Thou Lord hast made thy servant a sociable creature, for which I praise thy name: a lover of company, a delighter in equals. Replenish the inclination, which you have implanted. O Lord, I delight in Thee for making my soul so wholly active, so prone to employment, so apt to love, that it can never rest nor cease from thinking. I praise thee with joy for making my soul so wide that it can treasure ages, see thine eternity and walk with thee in all thy ways.

For some time, I have been creating textiles based on the island of Lanzarote –
a wasted landscape of shaded black and brown.
I never found it monotonous or dreary since there was always something new to discover
in the landscape left behind by the volcano.
Now I long to return to that wasteland.

A thought from Thomas Merton (1915–1968):

The Desert Fathers believed that the wilderness had been created as supremely valuable in the eyes of God precisely because it had no value to men.

The wasteland was the land that could never be wasted by people because it offered them nothing. There was nothing to attract them. There was nothing to exploit.

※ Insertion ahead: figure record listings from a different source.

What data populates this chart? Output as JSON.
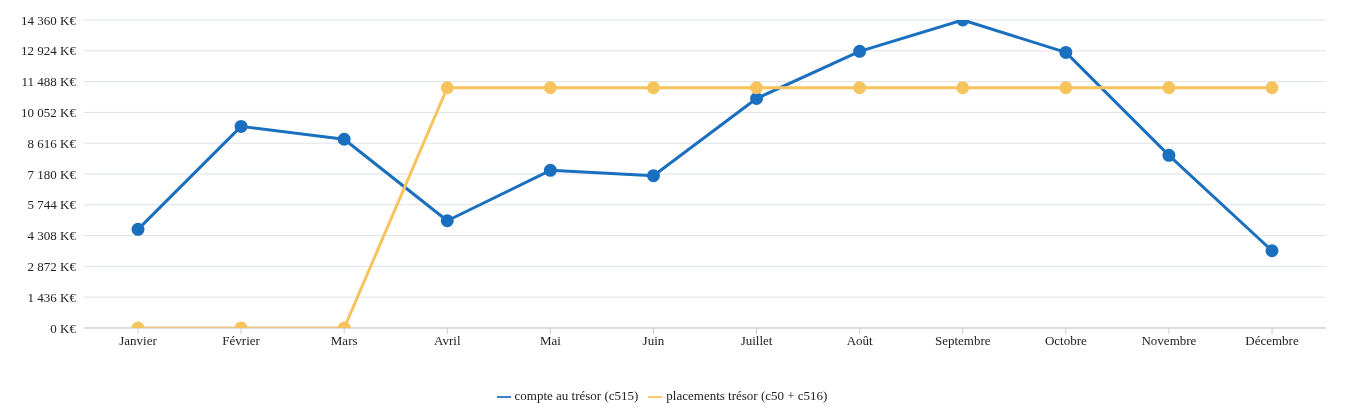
{
  "chart_data": {
    "type": "line",
    "categories": [
      "Janvier",
      "Février",
      "Mars",
      "Avril",
      "Mai",
      "Juin",
      "Juillet",
      "Août",
      "Septembre",
      "Octobre",
      "Novembre",
      "Décembre"
    ],
    "series": [
      {
        "name": "compte au trésor (c515)",
        "color": "#1a6fbf",
        "values": [
          4600,
          9400,
          8800,
          5000,
          7350,
          7100,
          10700,
          12900,
          14360,
          12850,
          8050,
          3600
        ]
      },
      {
        "name": "placements trésor (c50 + c516)",
        "color": "#f7c35c",
        "values": [
          0,
          0,
          0,
          11200,
          11200,
          11200,
          11200,
          11200,
          11200,
          11200,
          11200,
          11200
        ]
      }
    ],
    "ylim": [
      0,
      14360
    ],
    "yticks": [
      {
        "value": 0,
        "label": "0 K€"
      },
      {
        "value": 1436,
        "label": "1 436 K€"
      },
      {
        "value": 2872,
        "label": "2 872 K€"
      },
      {
        "value": 4308,
        "label": "4 308 K€"
      },
      {
        "value": 5744,
        "label": "5 744 K€"
      },
      {
        "value": 7180,
        "label": "7 180 K€"
      },
      {
        "value": 8616,
        "label": "8 616 K€"
      },
      {
        "value": 10052,
        "label": "10 052 K€"
      },
      {
        "value": 11488,
        "label": "11 488 K€"
      },
      {
        "value": 12924,
        "label": "12 924 K€"
      },
      {
        "value": 14360,
        "label": "14 360 K€"
      }
    ],
    "grid": "y",
    "legend": "bottom",
    "marker": "circle",
    "line_style": "solid"
  }
}
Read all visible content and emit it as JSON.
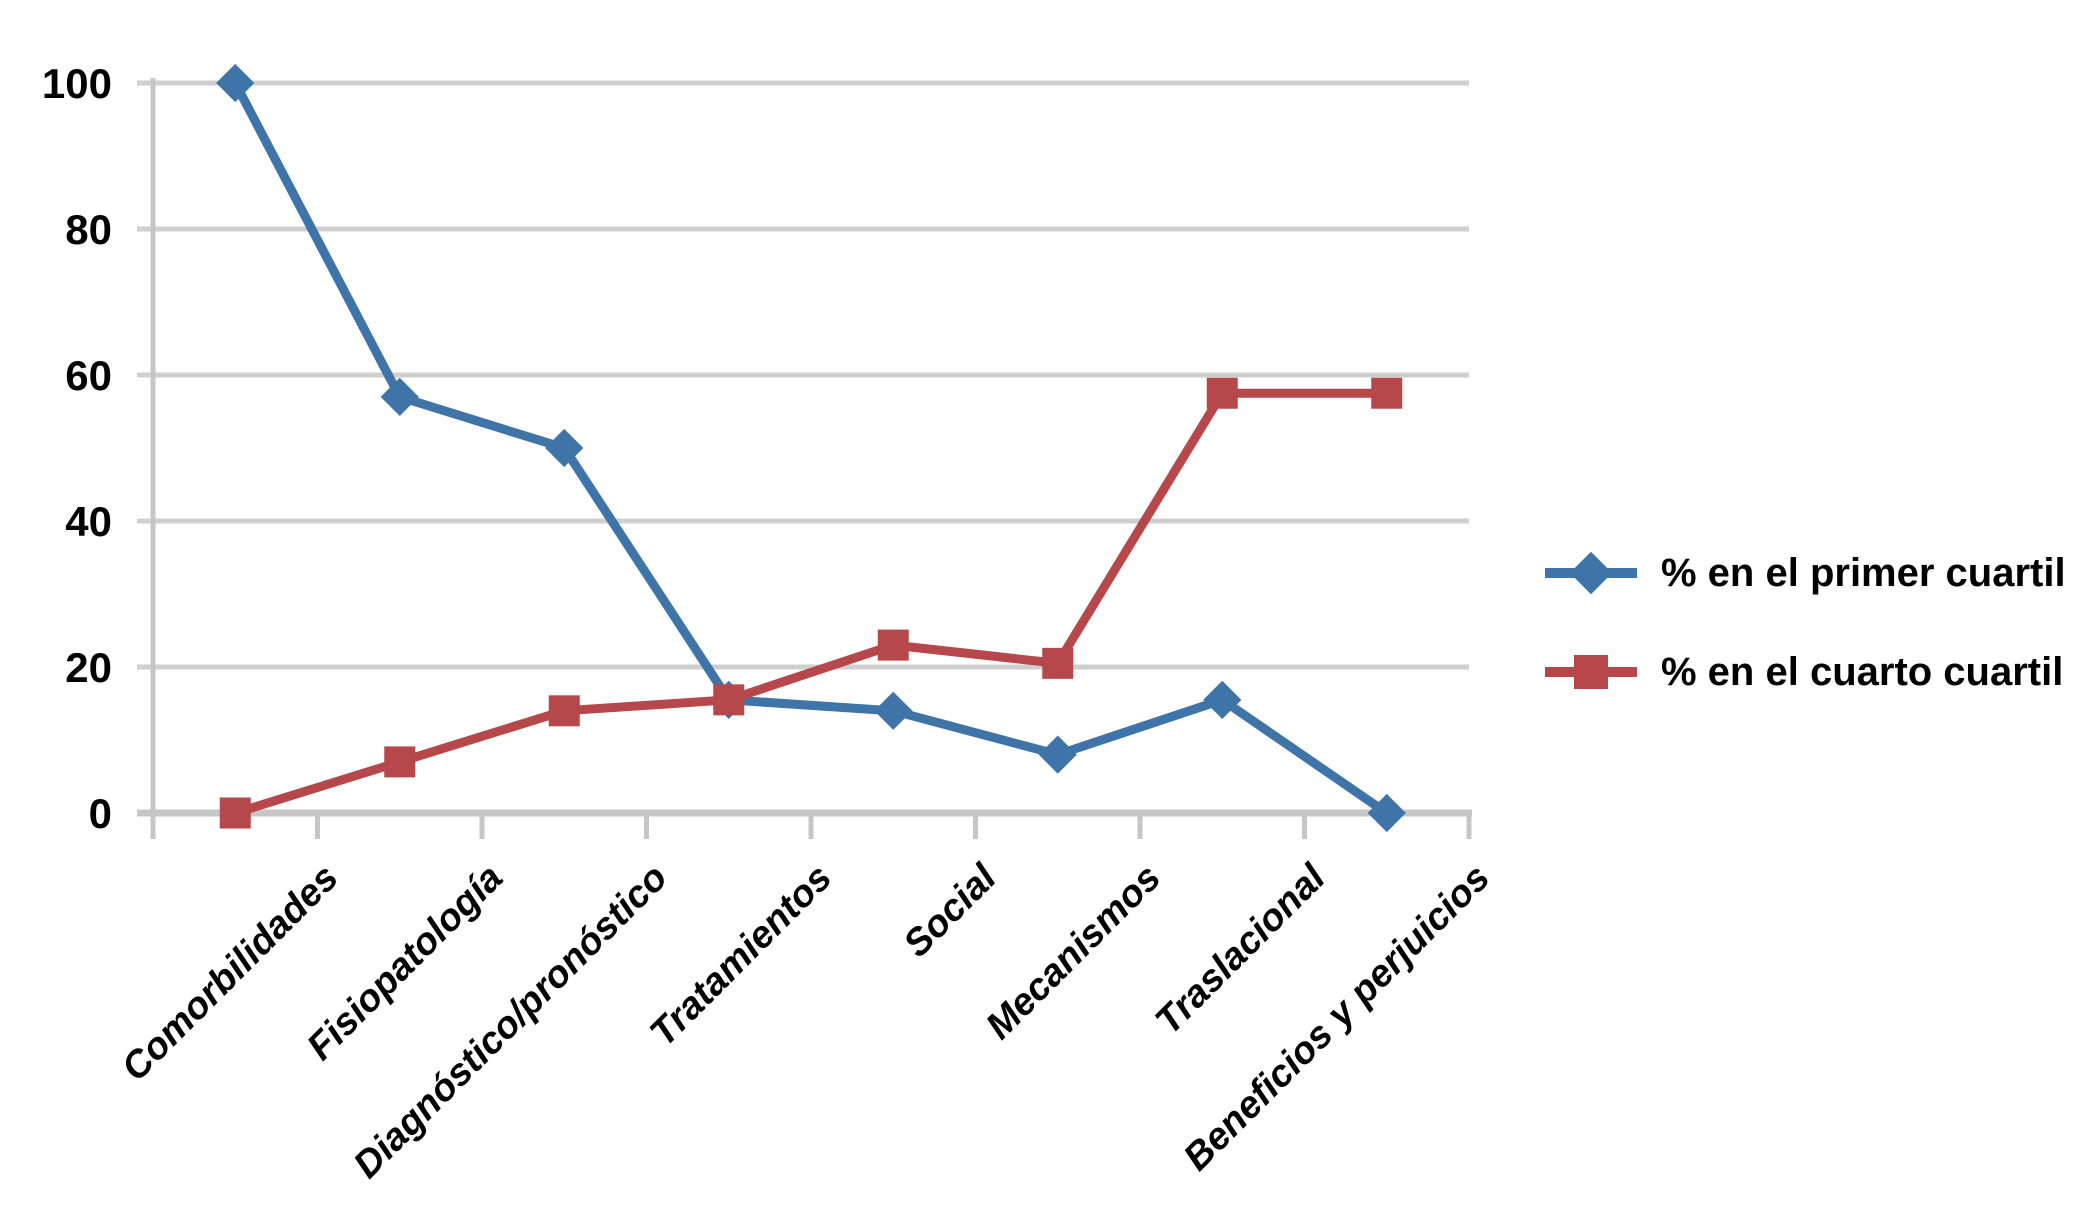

The desert was the region in which the Chosen People had wandered for forty years, cared for by God alone. They could have reached the Promised Land in a few months if they had travelled directly to it.

God’s plan was that they should learn to love Him in the wilderness and that they should always look back upon the time in the desert as the idyllic time of their life with Him alone.

The desert was created simply to be itself, not to be transformed by men into something else.

In the morning of this new day help me, Lord, to discover again
the many thousands of tiny things that bring interest to my life.
Refresh my memories of friendships still in place despite distance.
Keep me curious today as I go about the world of my duties.
Lord refresh my sociable soul.

Amen

 

Paul writes that the whole of creation understands the monotony of waiting:

I reckon that the sufferings we now endure bear no comparison with the glory, as yet unrevealed, which is in store for us. The created universe is waiting with eager expectation for God’s sons to be revealed. It was made subject to frustration, not of its own choice but by the will of him who subjected it, yet with the hope that the universe itself is to be freed from the shackles of mortality and is to enter upon the glorious liberty of the children of God.

Romans 8: 18–21

In the morning of this fresh new day
I pray for people weighed down with illness, anxiety and fear.
Let them feel our prayers within their souls.
Lord, may they know relief from their monotony,
may they find refreshment in their personal desert,
may they find faith renewed in our future hope.

Amen

Living near the city centre I see Milton Keynes slowly returning to community.
In the morning of this new day I pray for the people
who keep Cornerstone functioning as God’s House.
I pray for the people planning and working towards our opening in September
when we can once again be sociable together.

Lord on the morning of this new day keep us all safe and hopeful.